Due to the almost startlingly diverse nature of the songs on this record, and my conscious efforts to resist overpraising a guy who I think is the best composer in popular music, I was not overwhelmed by this effort at first. But I underestimated Armed Forces, too, and failed to give Trust its full due when, in restrospect, those albums have proven more durable than his others.
All overt connections to rock 'n' roll have been severed here, although beat remains an essential ingredient in Costello's multi-layered sound. More important, however, is the way his observations on relationships are sharpened by his intricate melodies. Nick Lowe is no longer producing (Geoff Emerick makes the suggestions on this disc), which leaves Elvis free to veer off the familiar paths of new wave, power pop, country and Motown and into his own jungle of aural ideas.

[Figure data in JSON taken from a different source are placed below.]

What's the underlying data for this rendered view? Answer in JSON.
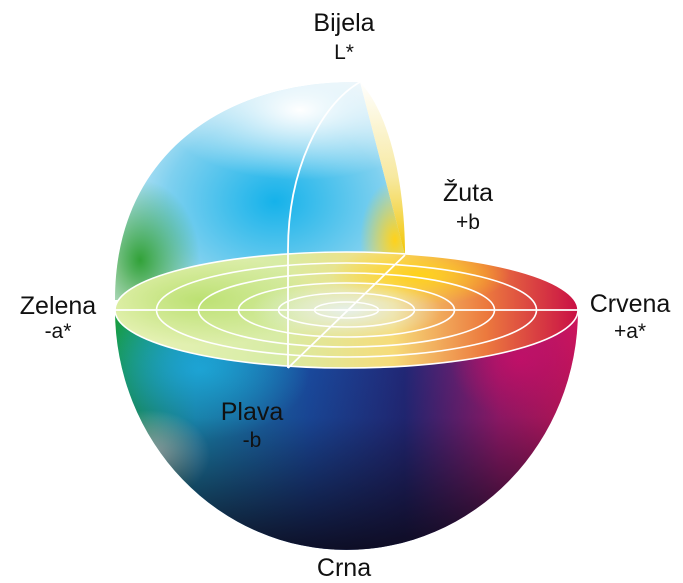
{
  "labels": {
    "white": {
      "name": "Bijela",
      "axis": "L*"
    },
    "yellow": {
      "name": "Žuta",
      "axis": "+b"
    },
    "green": {
      "name": "Zelena",
      "axis": "-a*"
    },
    "red": {
      "name": "Crvena",
      "axis": "+a*"
    },
    "blue": {
      "name": "Plava",
      "axis": "-b"
    },
    "black": {
      "name": "Crna"
    }
  },
  "colors": {
    "white": "#ffffff",
    "yellow": "#f6d200",
    "green": "#2fa33a",
    "red": "#d0104e",
    "blue": "#1a3f9e",
    "cyan": "#21b4e6",
    "black": "#120d1a"
  }
}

What comes out, not surprisingly, is a collection of neo-standards — songs that would sound perfect in new wave supper clubs, if such establishments existed. Let Talking Heads or Human League or Soft Cell play the dance music — Elvis wants to croon to the melancholy stragglers at 3 a.m. Side two of Imperial Bedroom is the most lush, fully developed side of music to be released in the 1980s — from "The Loved Ones," a defensive lament about family problems, to "Town Cryer," a heartbreakingly professional piece of ballad writing, there is just not a flaw to be found. Toss in the pearls "Tears Before Bedtime," "Man Out of Time" and "Almost Blue" from side one, and you have an album that might become the pinnacle of a remarkable career — except that Costello always seems capable of topping himself.